NASA, IBM Team For Worldwide Space App Hackathon

What happens when NASA gets together with IBM’s Bluemix cloud services and sponsors a worldwide hackathon? They hope to challenge participants to build apps that help solve issues around space exploration and earthly problems too.

The ambitious event, called The Space App Challenge, is taking place this weekend simultaneously in 162 countries involving 136 cities and 10,000 participants, who will be attacking a range of problems in categories such as ‘Print Your Own Space Food’, ‘Robots, Robots, Robots’ and ‘Clean Water Mapping.’

Main themes include Outer Space, Earth, Humans and Robotics and participants could include developers, scientists, students, entrepreneurs and educators.

NASA space challenge hackathon themes.

IBM is joining NASA to offer participants access to a set of cloud services in its Bluemix Platform as a Service portfolio, says Sandy Carter, who is general manager for cloud ecoystem and developers at IBM.

While participants are free to use any cloud platform they wish, IBM plans to sweeten the pot by offering access to some of its most elite experts onsite in 26 cities.

In another 36 cities, participants get access to virtual support online or by phone.

In many ways, the contest is about taking advantage of sensors (the Internet of Things) and the data they produce. Participants will have access to 200 NASA data sources. The idea is to use analytics tools on Bluemix to provide them with tools to take advantage of this data.

“A lot of people look at sensors, but the real value lies with data,” Carter said.

Two projects from each city will advance to global judging. IBM will offer 30 awards for the most innovative use of Bluemix. NASA wants to use this event to incubate innovative ideas and IBM hopes to get developers interested in its Bluemix cloud development tools.

The purpose of the contest is to not only come up with some creative solutions to real problems, but also to simply encourage creative and entrepreneurial thinking and the joys of programming. There will be events around the hackathon, such as a Women of Data event in New York City this Friday, where two women astronauts, the CTO of NASA, Deborah Diaz and Carter will speak.

She said the event hopes encourage women and girls to get involved with STEM fields and she plans to bring her own daughters along.

This is not IBM’s first involvement with hackathons. It was part of recent events at Howard University and Citibank’s financial technology hackathon. At the Citibank event one team came up with a tool for splitting the bill among Citibank credit card holders and computing their Citibank rewards on the fly.

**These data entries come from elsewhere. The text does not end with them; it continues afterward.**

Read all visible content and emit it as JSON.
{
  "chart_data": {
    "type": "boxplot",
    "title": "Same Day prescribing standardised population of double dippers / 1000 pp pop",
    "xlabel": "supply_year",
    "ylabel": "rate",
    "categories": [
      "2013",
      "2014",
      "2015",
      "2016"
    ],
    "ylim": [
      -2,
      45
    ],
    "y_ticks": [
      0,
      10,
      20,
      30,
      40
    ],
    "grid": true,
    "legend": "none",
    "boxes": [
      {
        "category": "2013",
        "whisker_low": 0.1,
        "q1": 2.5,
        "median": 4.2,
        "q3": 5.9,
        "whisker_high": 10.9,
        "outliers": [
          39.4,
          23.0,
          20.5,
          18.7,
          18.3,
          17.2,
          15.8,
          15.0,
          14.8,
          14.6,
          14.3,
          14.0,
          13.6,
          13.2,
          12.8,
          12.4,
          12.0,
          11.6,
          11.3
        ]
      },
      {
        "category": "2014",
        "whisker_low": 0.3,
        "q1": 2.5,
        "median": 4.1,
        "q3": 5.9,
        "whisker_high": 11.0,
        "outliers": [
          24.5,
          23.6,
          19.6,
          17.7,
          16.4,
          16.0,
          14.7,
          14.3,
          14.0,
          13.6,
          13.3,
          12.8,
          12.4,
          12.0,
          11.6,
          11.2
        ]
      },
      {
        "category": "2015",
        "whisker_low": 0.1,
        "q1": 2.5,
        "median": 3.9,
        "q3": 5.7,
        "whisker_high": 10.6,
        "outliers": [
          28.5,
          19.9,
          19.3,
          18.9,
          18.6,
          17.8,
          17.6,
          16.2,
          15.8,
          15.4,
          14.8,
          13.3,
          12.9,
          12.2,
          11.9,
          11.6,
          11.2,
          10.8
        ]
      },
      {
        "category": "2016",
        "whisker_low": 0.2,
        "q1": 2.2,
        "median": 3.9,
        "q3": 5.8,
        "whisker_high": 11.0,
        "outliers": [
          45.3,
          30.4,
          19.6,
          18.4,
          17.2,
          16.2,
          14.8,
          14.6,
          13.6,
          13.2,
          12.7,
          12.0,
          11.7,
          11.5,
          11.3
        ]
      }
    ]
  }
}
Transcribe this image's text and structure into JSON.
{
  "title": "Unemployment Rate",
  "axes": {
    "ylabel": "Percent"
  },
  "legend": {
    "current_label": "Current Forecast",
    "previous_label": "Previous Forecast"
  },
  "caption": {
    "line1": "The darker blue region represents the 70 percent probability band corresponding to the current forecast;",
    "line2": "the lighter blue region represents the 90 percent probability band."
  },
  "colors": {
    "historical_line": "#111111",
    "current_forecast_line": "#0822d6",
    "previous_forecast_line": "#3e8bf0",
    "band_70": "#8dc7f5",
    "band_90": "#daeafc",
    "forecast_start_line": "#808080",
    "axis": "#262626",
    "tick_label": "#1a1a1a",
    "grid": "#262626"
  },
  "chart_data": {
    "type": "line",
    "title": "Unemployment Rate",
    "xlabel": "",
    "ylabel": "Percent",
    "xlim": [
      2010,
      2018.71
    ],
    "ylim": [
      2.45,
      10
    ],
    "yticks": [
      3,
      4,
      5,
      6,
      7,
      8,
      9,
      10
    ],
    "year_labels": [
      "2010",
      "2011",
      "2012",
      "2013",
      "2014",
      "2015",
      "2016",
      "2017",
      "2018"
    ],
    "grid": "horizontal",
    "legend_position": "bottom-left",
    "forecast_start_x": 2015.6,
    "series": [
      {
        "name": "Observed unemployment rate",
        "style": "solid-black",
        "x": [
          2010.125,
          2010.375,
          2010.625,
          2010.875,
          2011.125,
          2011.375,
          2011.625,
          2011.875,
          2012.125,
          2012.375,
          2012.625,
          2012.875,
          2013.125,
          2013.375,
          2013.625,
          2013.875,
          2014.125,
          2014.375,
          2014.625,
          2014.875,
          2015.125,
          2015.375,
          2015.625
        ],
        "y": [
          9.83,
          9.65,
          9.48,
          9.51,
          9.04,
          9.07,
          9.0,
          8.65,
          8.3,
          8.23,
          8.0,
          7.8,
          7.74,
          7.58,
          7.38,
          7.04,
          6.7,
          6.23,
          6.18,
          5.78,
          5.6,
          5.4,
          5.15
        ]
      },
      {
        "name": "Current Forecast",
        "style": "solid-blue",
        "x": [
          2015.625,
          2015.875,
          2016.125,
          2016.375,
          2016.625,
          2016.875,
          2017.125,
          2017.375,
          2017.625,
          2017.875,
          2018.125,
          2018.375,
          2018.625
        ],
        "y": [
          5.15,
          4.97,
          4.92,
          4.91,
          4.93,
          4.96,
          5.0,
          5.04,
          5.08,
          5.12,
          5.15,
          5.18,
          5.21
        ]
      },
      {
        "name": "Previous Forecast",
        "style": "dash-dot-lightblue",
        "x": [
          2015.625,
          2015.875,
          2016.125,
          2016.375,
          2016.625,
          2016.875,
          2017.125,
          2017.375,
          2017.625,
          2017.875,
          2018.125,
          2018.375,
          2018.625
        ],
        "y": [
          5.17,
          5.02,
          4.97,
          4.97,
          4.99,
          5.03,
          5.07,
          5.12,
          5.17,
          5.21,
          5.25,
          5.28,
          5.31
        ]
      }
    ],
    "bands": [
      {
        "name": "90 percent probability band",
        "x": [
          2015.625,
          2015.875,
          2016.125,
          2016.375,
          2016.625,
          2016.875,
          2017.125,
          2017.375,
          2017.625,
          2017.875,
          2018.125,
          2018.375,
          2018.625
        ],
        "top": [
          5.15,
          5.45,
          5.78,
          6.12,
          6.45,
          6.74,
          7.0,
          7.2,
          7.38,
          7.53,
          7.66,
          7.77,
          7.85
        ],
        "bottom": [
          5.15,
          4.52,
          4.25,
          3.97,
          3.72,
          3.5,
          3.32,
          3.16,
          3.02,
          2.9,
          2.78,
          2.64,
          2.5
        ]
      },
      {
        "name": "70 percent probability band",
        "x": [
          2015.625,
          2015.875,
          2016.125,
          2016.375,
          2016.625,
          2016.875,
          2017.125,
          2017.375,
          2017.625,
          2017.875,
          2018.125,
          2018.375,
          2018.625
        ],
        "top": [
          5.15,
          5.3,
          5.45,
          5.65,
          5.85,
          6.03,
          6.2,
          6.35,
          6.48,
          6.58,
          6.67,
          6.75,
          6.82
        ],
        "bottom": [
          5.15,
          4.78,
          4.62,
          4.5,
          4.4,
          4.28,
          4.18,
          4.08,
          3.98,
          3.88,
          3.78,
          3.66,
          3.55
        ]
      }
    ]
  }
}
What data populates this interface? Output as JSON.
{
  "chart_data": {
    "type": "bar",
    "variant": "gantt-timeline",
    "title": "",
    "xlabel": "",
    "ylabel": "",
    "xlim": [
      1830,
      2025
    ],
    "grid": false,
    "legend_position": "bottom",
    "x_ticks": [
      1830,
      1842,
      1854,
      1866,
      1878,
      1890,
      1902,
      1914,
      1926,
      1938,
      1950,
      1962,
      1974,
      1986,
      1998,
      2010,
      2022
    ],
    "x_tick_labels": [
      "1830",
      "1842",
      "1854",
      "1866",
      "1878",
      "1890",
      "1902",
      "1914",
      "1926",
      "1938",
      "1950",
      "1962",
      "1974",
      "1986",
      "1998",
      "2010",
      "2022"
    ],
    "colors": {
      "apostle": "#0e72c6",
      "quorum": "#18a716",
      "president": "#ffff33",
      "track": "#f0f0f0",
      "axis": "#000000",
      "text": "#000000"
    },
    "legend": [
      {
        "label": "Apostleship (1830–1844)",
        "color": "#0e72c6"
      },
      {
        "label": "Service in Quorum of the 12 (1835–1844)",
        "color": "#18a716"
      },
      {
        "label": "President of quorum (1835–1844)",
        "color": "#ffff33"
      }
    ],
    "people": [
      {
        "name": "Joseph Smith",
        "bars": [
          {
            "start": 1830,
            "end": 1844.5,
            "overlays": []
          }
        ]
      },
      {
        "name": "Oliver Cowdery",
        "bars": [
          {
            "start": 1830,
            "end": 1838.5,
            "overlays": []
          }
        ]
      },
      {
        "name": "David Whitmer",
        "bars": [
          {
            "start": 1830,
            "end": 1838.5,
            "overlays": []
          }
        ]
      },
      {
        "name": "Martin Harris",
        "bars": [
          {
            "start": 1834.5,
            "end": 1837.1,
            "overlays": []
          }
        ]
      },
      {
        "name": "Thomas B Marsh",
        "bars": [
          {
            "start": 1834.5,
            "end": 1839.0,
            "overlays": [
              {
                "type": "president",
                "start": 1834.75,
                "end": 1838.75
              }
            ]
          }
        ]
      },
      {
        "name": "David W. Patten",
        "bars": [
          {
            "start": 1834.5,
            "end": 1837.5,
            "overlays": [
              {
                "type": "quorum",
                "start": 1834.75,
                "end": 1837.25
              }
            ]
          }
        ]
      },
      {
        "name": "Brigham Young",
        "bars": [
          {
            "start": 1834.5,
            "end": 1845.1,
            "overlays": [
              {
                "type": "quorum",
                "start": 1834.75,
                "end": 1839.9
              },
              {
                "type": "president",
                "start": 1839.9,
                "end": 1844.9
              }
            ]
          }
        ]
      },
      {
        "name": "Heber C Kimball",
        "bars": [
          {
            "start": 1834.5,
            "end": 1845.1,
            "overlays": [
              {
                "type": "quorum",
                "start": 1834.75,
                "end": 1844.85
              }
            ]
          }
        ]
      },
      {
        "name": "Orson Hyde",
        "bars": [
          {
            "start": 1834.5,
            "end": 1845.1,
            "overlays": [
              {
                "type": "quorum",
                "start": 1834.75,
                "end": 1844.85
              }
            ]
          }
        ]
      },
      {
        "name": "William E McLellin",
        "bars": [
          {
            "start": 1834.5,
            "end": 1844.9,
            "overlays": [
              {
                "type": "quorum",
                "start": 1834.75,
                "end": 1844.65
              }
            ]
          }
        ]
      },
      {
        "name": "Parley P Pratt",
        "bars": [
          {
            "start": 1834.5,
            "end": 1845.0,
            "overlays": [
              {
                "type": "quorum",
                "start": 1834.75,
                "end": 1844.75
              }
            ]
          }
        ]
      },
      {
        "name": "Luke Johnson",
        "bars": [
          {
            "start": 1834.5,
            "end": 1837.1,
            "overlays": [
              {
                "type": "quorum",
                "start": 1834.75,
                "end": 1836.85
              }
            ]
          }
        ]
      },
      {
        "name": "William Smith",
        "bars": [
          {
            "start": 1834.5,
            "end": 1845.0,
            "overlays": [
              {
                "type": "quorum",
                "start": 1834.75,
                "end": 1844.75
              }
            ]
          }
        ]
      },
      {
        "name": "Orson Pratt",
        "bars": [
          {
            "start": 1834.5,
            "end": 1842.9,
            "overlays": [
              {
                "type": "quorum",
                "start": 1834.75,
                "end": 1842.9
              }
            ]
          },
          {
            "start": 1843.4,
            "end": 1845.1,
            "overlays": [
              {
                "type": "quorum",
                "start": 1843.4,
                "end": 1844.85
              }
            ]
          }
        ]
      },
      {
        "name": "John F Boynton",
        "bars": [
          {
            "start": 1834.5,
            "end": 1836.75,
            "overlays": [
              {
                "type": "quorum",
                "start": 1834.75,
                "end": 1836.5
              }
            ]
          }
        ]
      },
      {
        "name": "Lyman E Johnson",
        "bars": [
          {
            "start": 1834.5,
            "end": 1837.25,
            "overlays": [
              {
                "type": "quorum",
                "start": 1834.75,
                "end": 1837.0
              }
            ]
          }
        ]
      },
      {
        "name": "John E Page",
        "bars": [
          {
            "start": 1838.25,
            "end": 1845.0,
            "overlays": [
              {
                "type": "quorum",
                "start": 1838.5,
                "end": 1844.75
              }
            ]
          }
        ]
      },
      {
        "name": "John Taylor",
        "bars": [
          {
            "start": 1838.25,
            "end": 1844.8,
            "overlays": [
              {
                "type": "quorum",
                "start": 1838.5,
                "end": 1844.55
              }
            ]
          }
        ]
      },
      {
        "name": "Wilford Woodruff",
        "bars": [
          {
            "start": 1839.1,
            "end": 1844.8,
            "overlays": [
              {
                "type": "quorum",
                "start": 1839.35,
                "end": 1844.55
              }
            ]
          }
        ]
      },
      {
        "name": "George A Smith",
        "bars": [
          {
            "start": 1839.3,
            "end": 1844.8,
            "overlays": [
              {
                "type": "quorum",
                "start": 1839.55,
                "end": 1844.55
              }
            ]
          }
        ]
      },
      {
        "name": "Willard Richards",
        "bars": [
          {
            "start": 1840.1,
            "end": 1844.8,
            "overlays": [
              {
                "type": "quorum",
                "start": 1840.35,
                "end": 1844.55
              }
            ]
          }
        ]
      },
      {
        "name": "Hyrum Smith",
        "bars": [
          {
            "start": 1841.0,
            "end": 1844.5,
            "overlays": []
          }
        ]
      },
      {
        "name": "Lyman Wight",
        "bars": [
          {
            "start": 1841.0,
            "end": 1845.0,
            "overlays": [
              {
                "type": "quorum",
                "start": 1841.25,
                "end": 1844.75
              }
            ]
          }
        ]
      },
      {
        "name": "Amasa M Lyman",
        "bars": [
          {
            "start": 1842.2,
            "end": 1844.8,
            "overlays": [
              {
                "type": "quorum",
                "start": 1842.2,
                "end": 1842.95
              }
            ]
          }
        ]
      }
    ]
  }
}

One team from the university hackathon came up with a creative idea for an alarm clock that adjusts your wake-up time automatically based on weather and traffic data. So if there were snow or ice forecast or an event that was causing traffic, the alarm would wake you up earlier to account for that.

Carter hopes that the teams at the NASA event will come up with similarly creative ideas for solving more difficult problems involving data and space travel. For IBM, it’s also really an attempt to lure more developers to its cloud development tools.

The NASA-IBM link goes back years to the Apollo space program when the two companies worked together to helped land a man on the moon, Carter explained.

NASA was not available to comment for this article.